Observada a vida e, um pouco, a obra de R. Lúlio, surge a pergunta: quem realmente era e quem continua sendo R. Lúlio? Que juízo merecem hoje a vida e a obra deste homem? Num afã de síntese, apontamos estes valores:

1. Em primeiro lugar, R. Lúlio era um franciscano de mente e espírito, com a sensibilidade do próprio São Francisco. Um franciscano devorado pelo zelo da conversão dos infiéis, entre os quais considera os muçulmanos.

2. Um homem de um forte ideal. “O que Lúlio pretende é converter o infiel, mas não é possível atingir essa finalidade se a razão não apoia a crença. Daí a necessidade de demonstrar racionalmente os artigos da a que responde o Ars magna ou Ars generalis, que é em última instância um ‘ars inveniendi’, uma arte da invenção na ideia da mathesis universalis prosseguida por Descartes e Leibniz” (Ferrater Mora).

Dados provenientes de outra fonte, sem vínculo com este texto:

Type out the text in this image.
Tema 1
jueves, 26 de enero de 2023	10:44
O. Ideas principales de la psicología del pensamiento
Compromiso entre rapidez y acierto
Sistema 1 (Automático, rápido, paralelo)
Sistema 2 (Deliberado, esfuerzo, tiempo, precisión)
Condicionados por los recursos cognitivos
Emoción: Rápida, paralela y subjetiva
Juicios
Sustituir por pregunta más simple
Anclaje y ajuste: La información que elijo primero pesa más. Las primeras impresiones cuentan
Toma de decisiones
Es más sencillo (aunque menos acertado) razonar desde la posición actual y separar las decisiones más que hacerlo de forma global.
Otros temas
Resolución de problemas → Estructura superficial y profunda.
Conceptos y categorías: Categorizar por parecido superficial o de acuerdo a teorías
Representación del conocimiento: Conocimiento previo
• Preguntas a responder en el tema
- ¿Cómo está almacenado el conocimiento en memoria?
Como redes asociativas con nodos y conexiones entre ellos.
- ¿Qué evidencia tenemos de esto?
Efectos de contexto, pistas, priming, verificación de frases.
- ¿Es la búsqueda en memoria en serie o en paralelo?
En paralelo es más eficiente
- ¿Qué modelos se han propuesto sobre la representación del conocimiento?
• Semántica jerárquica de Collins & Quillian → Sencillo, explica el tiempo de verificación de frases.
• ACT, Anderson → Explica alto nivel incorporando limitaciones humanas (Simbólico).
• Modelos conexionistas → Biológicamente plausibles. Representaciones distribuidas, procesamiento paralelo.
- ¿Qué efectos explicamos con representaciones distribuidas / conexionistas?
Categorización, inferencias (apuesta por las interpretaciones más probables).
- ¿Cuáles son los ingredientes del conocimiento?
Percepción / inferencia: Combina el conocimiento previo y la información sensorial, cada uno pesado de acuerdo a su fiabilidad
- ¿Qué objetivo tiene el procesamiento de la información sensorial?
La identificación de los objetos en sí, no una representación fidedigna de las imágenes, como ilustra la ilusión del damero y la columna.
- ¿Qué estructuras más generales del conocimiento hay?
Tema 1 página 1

3. Isto transforma Lúlio num dos grandes mestres da lógica. Em Ars magna, estabelece os princípios de uma ciência geral na qual estão implícitos os das ciências gerais. Mediante esta ciência, podem-se aprender facilmente as ciências particulares.

Portanto, a Ars magna é a arte de combinar os termos simples e predicados absolutos — 9 predicados relativos, 9 questões, 9 sujeitos, 9 virtudes e 9 vícios — para o descobrimento sintético dos princípios das ciências. Esta é a ideia mais original de Lúlio, que tantos discípulos e seguidores lhe proporcionaram. Até o próprio Leibniz recolheu mais tarde o conceito Miano de uma arte combinatória, dirigida a descobrir, por via sintética, as verdades das ciências.

4. E como ponto culminante há algo profundo e misterioso na figura de Lúlio: seu misticismo, seu iluminismo que tem suas raízes em Platão, Santo Agostinho, São Francisco, São Boaventura. “Parece que lhe deram uma luz para discernir as perfeições divinas — diz de si próprio — em relação a algumas de suas propriedades e relações mútuas, segundo todas as relações que têm entre si… Por essa mesma luz conheceu que o ser total da criatura não é outra coisa do que uma imitação de Deus.”

“O mundo moderno está cheio de ideias cristãs que se tornaram loucas” (Chesterton). Muitas ideias cristãs elaboradas por Lúlio correm hoje em lábios de quem nem sequer o conhece. Tal é a fecundidade deste grande mestre e doctor iluminado que ainda surpreende o mundo.

BIBLIOGRAFIA: Obras literarias de Ramón Llull: Libro de Caballería; Libro de Evasty Blanquema; Fénix de las maravillas; Poesía (em catalão e castelhano). Edição preparada por M. Batllori e M. Caldentey (BAC); Id., Obres essenciais, 1957-1960, 2 vols., com a bibliografia ali apresentada. (Santidrián)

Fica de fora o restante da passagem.